When our three sons were small, Deborah and I decided that we would not tolerate an entitlement attitude in our home. Our remedy? Teach our kids to be thankful.

Entitlement cannot coexist with gratitude.

Entitlement says that parents, businesses, siblings, government, church, life, God, and Santa owe me something. And since I am owed, there is no reason to say thanks.

Thankfulness is like kryptonite to entitlement. Kills it on contact.

And that brings us to Thanksgiving Day. After a hundred years of cities and communities declaring their own thanksgiving celebrations, in 1789 President George Washington proclaimed November 26 “as a day of public thanksgiving and prayer to be observed by acknowledging with grateful hearts the many and signal favours of ALMIGHTY GOD.
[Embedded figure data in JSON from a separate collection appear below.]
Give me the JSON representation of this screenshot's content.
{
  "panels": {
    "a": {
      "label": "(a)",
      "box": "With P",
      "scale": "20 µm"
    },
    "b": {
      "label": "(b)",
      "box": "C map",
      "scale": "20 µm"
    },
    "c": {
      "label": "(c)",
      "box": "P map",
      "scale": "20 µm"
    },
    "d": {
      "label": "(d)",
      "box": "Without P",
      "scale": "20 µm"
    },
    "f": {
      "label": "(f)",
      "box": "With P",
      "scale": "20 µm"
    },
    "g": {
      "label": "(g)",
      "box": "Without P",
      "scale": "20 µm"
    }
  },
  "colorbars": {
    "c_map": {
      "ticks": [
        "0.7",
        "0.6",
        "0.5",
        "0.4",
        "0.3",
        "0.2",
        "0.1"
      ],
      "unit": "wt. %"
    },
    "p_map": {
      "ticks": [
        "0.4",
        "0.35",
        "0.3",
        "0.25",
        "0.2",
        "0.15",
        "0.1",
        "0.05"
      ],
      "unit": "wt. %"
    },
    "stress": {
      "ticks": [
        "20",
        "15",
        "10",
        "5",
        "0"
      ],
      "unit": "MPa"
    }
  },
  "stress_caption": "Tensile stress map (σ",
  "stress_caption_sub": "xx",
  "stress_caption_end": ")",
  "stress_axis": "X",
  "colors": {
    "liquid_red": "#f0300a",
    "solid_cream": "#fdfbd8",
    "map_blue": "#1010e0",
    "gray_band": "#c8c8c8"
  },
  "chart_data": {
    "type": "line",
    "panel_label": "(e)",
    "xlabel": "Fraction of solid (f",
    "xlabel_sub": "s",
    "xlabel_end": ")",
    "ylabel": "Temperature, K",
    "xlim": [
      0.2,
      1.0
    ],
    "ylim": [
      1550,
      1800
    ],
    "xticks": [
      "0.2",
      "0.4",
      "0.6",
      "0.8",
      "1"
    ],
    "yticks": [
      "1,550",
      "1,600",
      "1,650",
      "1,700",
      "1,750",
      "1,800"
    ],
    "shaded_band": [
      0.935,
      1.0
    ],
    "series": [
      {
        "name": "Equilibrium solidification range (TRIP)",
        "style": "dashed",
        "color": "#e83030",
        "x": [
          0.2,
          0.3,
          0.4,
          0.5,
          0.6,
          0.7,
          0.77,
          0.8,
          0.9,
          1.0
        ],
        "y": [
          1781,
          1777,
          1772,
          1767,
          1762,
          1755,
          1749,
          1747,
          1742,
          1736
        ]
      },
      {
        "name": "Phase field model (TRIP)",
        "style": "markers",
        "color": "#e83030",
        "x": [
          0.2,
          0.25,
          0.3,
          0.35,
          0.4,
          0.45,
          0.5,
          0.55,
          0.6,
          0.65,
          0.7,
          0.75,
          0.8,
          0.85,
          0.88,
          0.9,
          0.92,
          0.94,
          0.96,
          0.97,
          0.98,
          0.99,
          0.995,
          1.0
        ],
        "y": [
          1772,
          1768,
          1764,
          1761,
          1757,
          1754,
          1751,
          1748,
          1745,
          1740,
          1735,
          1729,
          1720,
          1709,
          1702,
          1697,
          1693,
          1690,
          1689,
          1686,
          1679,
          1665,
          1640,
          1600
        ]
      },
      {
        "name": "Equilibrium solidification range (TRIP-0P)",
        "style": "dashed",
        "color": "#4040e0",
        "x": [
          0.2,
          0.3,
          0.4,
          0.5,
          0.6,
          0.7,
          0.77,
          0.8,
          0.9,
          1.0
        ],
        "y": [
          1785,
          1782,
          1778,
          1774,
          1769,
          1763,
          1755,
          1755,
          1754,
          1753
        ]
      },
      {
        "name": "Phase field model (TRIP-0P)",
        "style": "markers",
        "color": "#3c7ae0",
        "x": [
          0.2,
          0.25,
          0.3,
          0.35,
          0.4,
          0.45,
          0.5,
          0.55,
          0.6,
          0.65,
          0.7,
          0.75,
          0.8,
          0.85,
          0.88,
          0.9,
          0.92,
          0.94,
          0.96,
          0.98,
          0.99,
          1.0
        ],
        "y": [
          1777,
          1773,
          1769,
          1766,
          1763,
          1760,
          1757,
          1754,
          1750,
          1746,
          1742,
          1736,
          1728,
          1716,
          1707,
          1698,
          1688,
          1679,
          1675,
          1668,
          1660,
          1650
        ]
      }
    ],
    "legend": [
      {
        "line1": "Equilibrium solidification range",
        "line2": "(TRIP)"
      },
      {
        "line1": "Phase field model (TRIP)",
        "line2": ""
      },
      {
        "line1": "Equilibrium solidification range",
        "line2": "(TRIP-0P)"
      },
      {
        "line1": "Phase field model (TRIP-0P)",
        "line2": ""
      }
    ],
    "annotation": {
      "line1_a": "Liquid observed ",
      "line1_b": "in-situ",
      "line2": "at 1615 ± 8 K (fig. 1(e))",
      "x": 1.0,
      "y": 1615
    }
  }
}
Notice that the original official Thanksgiving Day was not about being generally thankful, but about specifically thanking ALMIGHTY GOD.

Recently Americans have become obsessed with removing all God references from the conversation. With Thanksgiving, we have taken that obsession to an absurd level, not only removing God but also removing the idea of thanks from Thanksgiving Day.

Increasingly we are calling the fourth Thursday of November, Turkey Day. Are we afraid that if we call it Thanksgiving, someone might accidentally thank God?

So now, rather than thanking God once a year for his gracious provision, we eat turkey and watch football.